Le quatrième critère de Barthes repose en réalité sur une pétition de principe : Barthes déduit du caractère commercial de l'œuvre de masse l'impossibilité de l'étudier : elle est faite pour être consommée ; en l'étudiant, on la trahirait déjà, on lui ferait en quelque sorte « trop d'honneur ». Ou bien, ce qui revient au même, ces œuvres se caractériseraient par leur indifférenciation : du fait qu'elles sont astreintes à une norme commerciale, elles se vaudraient toutes, et c'est précisément ce qui empêcherait de les sélectionner ou, pour être plus précis, ramènerait toute sélection à un procédé d'échantillonnage.

Cette conception est d'ores et déjà démentie par l'observation empirique. Les fameux arts du masse du 20e siècle ont subi à leur heure une évaluation et une sélection. The Birth of a Nation de Griffith est un film classique, Krazy Kat de Herriman un strip classique, et les professeurs d'histoire du cinéma ou de la bande dessinée les enseignent à leurs élèves (classique signifie « à l'usage des classes »). Tout le monde est d'accord pour dire que The Birth of a Nation est un meilleur film que, par exemple, Courage, fuyons d'Yves Robert ou que Krazy Kat est une meilleure BD que, par exemple, Joe Bar Team. Par conséquent, après intervention de l'historien d'un médium quelconque, ce médium se trouve dans une position qui est strictement celle d'arts cultivés, comme la littérature ou la peinture.

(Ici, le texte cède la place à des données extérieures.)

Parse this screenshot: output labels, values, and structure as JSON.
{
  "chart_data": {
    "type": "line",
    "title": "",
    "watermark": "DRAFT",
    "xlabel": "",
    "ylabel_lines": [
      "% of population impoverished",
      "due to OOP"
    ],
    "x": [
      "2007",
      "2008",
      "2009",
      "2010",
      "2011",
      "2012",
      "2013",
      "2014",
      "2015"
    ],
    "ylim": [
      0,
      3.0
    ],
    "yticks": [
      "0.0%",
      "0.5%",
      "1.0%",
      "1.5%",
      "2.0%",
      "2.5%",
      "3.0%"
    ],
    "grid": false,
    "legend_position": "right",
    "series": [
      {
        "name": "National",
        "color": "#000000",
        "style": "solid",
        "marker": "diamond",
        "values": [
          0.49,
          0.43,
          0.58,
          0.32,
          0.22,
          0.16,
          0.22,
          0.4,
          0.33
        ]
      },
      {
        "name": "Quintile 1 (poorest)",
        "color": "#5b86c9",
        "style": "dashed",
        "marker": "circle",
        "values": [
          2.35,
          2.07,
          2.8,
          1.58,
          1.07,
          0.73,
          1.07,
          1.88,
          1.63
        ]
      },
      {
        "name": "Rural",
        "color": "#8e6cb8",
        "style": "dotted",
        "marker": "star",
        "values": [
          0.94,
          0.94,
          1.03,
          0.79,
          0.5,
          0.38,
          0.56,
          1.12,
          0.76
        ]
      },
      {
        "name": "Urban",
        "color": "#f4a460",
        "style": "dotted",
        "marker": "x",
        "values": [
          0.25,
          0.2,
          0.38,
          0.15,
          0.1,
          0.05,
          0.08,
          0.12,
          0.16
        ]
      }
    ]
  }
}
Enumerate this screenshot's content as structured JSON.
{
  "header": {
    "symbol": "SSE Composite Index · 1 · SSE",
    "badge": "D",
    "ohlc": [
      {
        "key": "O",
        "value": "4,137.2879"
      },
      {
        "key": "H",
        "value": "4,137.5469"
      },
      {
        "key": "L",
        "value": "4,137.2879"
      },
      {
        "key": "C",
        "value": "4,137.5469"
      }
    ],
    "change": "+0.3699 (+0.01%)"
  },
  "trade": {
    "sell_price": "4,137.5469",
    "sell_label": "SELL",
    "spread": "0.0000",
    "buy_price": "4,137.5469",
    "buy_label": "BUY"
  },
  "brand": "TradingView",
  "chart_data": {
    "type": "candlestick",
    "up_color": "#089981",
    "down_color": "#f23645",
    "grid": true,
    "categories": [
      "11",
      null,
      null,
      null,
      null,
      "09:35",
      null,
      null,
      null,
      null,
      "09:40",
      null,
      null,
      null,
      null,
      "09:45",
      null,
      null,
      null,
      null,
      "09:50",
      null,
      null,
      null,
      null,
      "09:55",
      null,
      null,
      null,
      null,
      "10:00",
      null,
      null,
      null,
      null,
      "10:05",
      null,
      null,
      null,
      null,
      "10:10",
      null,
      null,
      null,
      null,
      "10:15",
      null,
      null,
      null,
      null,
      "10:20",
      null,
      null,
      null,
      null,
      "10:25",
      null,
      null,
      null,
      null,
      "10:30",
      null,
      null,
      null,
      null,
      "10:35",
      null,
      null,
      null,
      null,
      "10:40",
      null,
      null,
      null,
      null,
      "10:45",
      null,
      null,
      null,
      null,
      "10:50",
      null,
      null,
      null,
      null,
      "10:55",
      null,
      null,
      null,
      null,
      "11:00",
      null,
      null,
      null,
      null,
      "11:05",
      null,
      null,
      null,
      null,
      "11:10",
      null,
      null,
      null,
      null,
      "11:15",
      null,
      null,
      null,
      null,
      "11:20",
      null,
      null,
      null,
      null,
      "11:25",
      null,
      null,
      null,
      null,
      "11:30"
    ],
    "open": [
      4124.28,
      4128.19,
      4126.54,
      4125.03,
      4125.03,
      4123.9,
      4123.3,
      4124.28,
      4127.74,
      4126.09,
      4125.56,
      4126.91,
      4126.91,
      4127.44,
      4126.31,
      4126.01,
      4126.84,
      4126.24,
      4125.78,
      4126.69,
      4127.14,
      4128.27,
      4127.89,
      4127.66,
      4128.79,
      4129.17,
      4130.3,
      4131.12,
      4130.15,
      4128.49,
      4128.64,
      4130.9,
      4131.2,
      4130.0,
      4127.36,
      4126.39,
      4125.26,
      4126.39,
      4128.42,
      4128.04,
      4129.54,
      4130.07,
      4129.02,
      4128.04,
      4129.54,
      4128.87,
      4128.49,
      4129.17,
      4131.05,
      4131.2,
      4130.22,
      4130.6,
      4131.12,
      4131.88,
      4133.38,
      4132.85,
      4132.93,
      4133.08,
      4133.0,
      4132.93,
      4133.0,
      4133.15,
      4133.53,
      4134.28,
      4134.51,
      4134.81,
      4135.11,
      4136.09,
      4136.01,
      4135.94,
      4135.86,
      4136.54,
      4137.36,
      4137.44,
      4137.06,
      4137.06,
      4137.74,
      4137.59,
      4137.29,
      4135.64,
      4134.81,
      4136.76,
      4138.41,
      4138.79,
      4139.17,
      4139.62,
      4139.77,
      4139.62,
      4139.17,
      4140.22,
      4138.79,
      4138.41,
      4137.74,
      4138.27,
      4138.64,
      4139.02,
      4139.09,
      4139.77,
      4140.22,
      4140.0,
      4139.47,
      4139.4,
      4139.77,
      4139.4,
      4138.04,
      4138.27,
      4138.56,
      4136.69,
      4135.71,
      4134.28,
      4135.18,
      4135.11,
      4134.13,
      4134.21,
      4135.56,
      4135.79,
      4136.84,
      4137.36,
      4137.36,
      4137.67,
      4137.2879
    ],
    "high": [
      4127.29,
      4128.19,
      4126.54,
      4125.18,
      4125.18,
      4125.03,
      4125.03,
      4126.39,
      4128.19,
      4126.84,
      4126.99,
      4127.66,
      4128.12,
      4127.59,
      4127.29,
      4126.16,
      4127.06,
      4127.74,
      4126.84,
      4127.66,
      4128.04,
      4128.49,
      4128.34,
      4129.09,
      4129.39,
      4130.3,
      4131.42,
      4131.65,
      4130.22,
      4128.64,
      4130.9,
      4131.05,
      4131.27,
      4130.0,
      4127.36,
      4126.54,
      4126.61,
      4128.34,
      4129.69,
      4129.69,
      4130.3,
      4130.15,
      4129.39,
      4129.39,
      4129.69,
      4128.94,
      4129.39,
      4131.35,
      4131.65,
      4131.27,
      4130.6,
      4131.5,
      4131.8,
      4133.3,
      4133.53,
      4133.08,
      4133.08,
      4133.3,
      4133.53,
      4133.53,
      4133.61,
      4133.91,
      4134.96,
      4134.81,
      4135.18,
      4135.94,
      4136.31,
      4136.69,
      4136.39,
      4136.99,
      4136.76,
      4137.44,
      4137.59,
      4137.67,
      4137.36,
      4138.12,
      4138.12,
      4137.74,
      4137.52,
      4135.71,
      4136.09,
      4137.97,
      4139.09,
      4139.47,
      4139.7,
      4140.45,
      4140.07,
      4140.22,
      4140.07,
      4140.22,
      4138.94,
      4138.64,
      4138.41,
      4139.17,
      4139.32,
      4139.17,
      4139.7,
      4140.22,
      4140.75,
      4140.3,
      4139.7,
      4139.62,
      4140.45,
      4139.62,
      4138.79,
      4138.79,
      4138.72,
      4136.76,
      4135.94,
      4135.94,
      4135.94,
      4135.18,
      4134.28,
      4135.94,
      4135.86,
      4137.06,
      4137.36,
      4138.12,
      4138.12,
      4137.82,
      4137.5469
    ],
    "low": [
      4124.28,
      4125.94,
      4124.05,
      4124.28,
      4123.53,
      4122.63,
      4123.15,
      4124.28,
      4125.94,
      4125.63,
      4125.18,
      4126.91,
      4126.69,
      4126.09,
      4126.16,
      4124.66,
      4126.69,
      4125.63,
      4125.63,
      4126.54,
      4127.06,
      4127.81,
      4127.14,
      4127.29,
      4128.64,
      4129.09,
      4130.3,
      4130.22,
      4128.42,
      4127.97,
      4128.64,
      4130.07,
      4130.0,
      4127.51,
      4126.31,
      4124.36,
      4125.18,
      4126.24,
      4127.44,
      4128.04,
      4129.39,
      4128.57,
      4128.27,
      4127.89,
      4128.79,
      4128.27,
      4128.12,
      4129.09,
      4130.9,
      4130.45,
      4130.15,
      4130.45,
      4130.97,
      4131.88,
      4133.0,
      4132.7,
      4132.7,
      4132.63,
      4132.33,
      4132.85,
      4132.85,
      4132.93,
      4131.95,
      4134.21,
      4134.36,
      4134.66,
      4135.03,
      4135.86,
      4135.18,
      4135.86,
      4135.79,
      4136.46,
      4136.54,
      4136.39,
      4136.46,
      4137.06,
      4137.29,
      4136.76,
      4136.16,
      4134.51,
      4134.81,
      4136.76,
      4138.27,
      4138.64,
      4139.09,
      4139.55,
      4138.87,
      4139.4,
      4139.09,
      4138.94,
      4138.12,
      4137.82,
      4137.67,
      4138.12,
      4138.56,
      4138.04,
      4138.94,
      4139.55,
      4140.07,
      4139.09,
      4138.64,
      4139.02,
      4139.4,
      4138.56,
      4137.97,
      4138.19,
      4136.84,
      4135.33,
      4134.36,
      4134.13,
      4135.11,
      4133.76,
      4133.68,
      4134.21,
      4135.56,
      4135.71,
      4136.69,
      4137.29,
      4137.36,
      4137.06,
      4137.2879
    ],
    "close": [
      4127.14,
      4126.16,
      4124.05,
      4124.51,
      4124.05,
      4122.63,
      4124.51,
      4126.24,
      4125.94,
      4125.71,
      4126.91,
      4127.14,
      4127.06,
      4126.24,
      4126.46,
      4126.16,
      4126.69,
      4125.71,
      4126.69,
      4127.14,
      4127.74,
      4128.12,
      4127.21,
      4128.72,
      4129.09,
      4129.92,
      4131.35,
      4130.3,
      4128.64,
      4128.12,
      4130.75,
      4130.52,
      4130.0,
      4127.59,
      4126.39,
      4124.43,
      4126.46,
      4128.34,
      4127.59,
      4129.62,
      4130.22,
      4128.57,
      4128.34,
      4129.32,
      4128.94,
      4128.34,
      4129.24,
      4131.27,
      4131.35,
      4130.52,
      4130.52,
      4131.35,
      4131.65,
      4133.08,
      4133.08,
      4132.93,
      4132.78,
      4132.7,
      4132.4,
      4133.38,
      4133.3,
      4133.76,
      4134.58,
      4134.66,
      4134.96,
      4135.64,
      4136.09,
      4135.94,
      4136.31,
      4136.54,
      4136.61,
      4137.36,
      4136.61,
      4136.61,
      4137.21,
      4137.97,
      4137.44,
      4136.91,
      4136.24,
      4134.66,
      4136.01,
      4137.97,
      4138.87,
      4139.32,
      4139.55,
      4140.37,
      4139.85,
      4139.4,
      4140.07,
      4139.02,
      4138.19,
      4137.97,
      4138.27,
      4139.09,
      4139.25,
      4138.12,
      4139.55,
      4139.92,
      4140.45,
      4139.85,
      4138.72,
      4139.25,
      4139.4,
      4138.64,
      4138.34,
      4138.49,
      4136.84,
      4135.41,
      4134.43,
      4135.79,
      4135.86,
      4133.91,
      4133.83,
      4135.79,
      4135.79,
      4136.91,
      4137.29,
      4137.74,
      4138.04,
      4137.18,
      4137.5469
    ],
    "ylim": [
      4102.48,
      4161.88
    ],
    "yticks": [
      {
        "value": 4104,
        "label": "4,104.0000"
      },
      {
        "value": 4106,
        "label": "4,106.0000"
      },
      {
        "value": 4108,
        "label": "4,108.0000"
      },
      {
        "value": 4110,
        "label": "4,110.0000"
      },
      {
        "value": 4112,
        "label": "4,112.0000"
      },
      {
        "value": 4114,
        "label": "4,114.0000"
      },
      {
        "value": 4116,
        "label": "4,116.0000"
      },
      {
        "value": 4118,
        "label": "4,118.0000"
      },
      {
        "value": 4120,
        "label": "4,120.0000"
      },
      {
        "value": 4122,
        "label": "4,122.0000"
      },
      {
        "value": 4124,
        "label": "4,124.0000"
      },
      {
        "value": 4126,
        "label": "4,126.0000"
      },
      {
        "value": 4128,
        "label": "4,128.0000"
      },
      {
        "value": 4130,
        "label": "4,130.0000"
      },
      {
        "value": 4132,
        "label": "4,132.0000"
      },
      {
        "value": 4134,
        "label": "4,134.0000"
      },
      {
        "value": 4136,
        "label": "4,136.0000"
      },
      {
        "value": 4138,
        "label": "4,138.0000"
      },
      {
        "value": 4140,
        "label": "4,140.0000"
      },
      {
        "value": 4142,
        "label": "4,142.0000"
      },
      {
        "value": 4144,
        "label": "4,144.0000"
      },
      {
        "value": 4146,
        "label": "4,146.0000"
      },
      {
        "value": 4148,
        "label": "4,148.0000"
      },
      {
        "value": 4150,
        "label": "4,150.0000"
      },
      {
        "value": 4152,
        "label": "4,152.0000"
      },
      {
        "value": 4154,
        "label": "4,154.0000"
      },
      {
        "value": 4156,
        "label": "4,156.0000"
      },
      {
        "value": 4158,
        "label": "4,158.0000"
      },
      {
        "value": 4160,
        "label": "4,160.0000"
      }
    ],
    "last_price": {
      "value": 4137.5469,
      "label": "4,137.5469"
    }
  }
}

Le point 5. a) de Barthes repose lui aussi sur une pétition de principe. L'obligation d'étudier la thématique repose sur le postulat que l'œuvre de masse serait pauvre sur le plan de la forme et, à la limite, qu'elle serait transparente, qu'il n'y aurait rien à en dire. Ce genre de réticence est surmonté empiriquement lorsqu'un auteur courageux consacre quelques centaines de pages à une étude formelle d'une œuvre dite de masse (les films de Hitchcock, les bandes dessinées de Hergé).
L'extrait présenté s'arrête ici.